WHIRLWIND SUMMER. I have been going non-stop, literally, since May. I have been on 12 flights, to 4 countries, and led 3 Yoga Retreats with my new Moonbeam business in 3 different states, in 3 months. Whew, it actually exhausts me just typing that! This has been the most inspiring, rewarding, awakening summer of my entire life. It is also the hardest I have ever worked in my life...this girl is pooped. But gosh it's the best kind of tired there is- the kind of tired that follows growing your own business, seeing your dreams begin to bloom, touching lives.
I had planned to treat myself to the ocean this week after finishing my final summer retreat but I honestly can't bring myself to pack another bag. And so I feel this pull to disconnect right now. Here at home. To just be and to be at its SIMPLEST degree. To rest, relax, read, yoga, meditate. I have been craving another training but realized I have an abundance of studies to take me deeper right in front of me- piles of Mindfulness & Yoga books that are calling my name.

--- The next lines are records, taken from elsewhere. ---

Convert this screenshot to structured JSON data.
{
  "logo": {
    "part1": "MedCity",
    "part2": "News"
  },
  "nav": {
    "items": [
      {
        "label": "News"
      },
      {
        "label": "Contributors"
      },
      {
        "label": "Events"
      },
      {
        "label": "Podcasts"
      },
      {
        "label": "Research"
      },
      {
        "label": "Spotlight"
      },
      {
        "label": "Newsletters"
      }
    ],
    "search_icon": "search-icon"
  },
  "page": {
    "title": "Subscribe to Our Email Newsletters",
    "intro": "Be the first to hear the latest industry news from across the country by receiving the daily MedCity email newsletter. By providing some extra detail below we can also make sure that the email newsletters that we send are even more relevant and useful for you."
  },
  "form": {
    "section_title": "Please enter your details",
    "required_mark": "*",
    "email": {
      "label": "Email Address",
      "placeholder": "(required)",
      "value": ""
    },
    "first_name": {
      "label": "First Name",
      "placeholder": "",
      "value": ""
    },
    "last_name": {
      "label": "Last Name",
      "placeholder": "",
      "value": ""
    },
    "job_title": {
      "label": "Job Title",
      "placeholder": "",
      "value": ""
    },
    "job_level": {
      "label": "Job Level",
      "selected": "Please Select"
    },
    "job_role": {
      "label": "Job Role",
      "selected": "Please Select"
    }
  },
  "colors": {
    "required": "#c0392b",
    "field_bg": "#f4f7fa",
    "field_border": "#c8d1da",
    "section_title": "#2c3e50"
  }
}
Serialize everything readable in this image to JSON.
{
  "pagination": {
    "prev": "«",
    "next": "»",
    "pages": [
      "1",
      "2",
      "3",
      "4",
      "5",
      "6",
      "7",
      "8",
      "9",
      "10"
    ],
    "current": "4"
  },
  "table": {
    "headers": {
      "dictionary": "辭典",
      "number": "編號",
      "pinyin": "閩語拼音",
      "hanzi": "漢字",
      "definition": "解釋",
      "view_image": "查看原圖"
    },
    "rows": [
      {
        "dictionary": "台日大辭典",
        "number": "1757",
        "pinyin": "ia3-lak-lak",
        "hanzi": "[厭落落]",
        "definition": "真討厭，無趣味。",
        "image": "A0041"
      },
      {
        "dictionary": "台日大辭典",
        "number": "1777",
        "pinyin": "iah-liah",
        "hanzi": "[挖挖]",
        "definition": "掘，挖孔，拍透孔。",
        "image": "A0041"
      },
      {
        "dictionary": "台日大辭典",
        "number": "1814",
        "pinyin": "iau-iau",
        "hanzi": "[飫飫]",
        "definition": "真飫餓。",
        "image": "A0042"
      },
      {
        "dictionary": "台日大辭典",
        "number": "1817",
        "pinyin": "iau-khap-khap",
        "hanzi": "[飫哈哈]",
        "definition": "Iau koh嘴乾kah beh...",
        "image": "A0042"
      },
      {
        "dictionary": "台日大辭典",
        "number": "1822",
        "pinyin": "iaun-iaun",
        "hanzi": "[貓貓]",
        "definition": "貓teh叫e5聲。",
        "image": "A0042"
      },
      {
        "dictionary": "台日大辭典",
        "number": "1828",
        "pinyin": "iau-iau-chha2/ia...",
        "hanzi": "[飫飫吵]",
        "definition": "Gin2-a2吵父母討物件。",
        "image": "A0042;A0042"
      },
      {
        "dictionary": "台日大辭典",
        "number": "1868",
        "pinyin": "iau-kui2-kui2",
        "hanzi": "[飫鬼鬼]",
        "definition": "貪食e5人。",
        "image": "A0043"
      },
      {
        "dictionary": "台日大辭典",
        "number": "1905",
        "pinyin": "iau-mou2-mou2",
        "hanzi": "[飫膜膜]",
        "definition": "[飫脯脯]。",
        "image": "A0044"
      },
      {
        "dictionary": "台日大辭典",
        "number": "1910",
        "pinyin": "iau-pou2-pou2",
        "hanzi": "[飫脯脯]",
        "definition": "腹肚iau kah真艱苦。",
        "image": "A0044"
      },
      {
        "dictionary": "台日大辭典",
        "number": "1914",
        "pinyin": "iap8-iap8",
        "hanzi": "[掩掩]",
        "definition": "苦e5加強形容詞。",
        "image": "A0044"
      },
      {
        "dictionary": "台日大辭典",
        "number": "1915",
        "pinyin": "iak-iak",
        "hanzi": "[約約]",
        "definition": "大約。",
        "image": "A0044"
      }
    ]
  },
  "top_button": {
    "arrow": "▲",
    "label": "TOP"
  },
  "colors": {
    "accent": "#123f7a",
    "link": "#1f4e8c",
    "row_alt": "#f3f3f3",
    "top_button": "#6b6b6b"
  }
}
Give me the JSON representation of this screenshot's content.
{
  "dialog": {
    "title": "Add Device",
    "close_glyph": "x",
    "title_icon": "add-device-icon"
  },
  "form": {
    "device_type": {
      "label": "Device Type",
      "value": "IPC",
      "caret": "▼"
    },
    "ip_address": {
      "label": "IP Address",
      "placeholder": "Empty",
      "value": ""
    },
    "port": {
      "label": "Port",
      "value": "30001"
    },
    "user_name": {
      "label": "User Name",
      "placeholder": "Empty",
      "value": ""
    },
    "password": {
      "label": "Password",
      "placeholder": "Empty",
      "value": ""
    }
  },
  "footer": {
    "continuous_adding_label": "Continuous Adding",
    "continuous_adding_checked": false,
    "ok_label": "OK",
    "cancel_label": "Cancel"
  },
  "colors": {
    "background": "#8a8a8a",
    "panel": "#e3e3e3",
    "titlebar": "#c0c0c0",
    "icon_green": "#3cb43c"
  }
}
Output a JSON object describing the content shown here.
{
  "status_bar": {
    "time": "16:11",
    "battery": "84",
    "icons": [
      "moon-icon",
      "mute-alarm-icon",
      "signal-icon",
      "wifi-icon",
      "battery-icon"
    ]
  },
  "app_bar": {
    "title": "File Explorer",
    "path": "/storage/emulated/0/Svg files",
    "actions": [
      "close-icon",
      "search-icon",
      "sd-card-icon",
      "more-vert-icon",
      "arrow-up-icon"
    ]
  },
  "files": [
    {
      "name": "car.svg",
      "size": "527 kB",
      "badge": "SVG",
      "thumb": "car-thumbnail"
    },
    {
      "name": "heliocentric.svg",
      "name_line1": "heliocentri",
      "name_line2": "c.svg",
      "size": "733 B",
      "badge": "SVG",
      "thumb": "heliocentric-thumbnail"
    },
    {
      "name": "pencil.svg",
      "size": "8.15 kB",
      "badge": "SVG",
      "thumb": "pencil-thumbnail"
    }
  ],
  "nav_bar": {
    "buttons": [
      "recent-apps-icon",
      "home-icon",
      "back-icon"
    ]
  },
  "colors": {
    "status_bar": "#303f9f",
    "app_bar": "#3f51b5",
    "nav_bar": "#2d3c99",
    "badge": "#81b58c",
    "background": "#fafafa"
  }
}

As I have spent a lot of time out in nature this summer, and teaching mindfulness to groups, I have become increasingly aware of my own habits, thoughts, and my desire to feel more awake. I spend WAY too much time on my phone, looking down instead of up- scrolling, just to scroll, literally for no reason at all except to avoid or distract. And when I do pick up my phone I often compare, judge, feel envy, wonder how to gain more followers just so that I can be doing this and that in that amazing location like that person is doing....and thus enters the anxiety spiral. That ain't healthy y'all. We waste SO much time on our phones- so many moments where we could instead be experiencing our actual lives or reading a book to fuel our knowledge. So this is me, peacing out for a bit, spending time disconnecting to reconnect, resting, recharging, re-centering....spending time to JUST BE, AND TO BE AT ITS SIMPLEST DEGREE.